The controlling legislation is:
Commission Regulation (EU) 2023/915 —
Maximum Levels for Certain Contaminants in Food
This regulation harmonises maximum THC levels across the EU for hemp seeds and products derived from hemp seeds, moving Europe away from the old patchwork of national limits.
Manufacturers of oils, seeds, flours, and snacks must ensure their products remain below these thresholds — which are expressed in mg/kg and include the sum of Δ9-THC + Δ9-THCA.
Why the SCCS Opinion Matters So Much
For the cosmetics sector, the SCCS opinion is the clearest guidance the EU has issued to date.
It provides:
A quantifiable CBD limit (0.19%)
A strict impurity limit for Δ9-THC (2.5 mg/kg)
A reinforced requirement for full analytical characterisation
A reminder that inhalation products may pose unique risks
It also signals that EU regulators are now distinguishing more clearly between product categories — cosmetics vs foods vs vaping products — rather than treating CBD as one regulatory block.

What Companies Should Do Now
1. Update cosmetic product specifications
Reformulate products where necessary to comply with the 0.19% CBD limit.
Ensure raw materials meet the 2.5 mg/kg THC impurity ceiling.
Maintain complete batch-specific COAs and validated analytical methods.
2. For foods and supplements: treat CBD as a novel food
You still require EU authorisation before placing CBD foods on the market.
Build or update your toxicological and human exposure datasets.
Prepare for EFSA requests on liver endpoints, reproductive toxicity, and interactions.
3. Strengthen your cannabinoid testing program
Regulators now expect:
Quantification of CBD, CBDA, Δ9-THC, Δ9-THCA
Reporting of THC equivalents
Accredited, validated methods with appropriate LOQs
Stability data demonstrating no THC increases over shelf-life
4. Review labelling and marketing claims
Avoid health or therapeutic claims (cosmetics cannot imply physiological effects).

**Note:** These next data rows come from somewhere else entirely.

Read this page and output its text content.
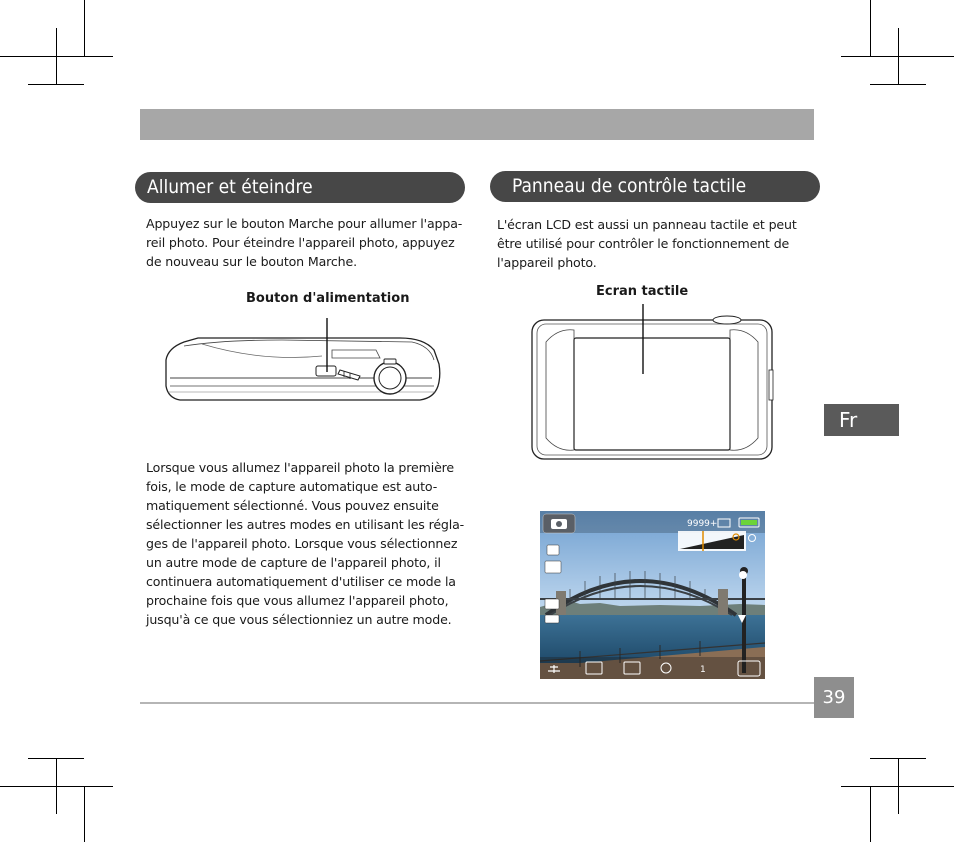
Allumer et éteindre
Appuyez sur le bouton Marche pour allumer l'appa-
reil photo. Pour éteindre l'appareil photo, appuyez
de nouveau sur le bouton Marche.
Bouton d'alimentation
Lorsque vous allumez l'appareil photo la première
fois, le mode de capture automatique est auto-
matiquement sélectionné. Vous pouvez ensuite
sélectionner les autres modes en utilisant les régla-
ges de l'appareil photo. Lorsque vous sélectionnez
un autre mode de capture de l'appareil photo, il
continuera automatiquement d'utiliser ce mode la
prochaine fois que vous allumez l'appareil photo,
jusqu'à ce que vous sélectionniez un autre mode.
Panneau de contrôle tactile
L'écran LCD est aussi un panneau tactile et peut
être utilisé pour contrôler le fonctionnement de
l'appareil photo.
Ecran tactile
9999+
1
Fr
39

For foods, keep claims fully compliant with the Nutrition & Health Claims Regulation.
Conclusion
The new SCCS preliminary opinion marks a major step toward regulatory clarity for CBD-containing cosmetics in the EU. With defined limits for CBD and THC impurities, cosmetic businesses now have concrete parameters for safe formulation. However, the broader landscape remains complex: CBD in foods is still blocked pending novel-food approval, and THC contaminant limits continue to apply across hemp-derived foods.
For responsible operators, 2025 is the year to strengthen testing, update specifications, and align product portfolios with EU expectations. The message from regulators is consistent: CBD is welcome on the EU market — but only within clearly defined, scientifically supported boundaries.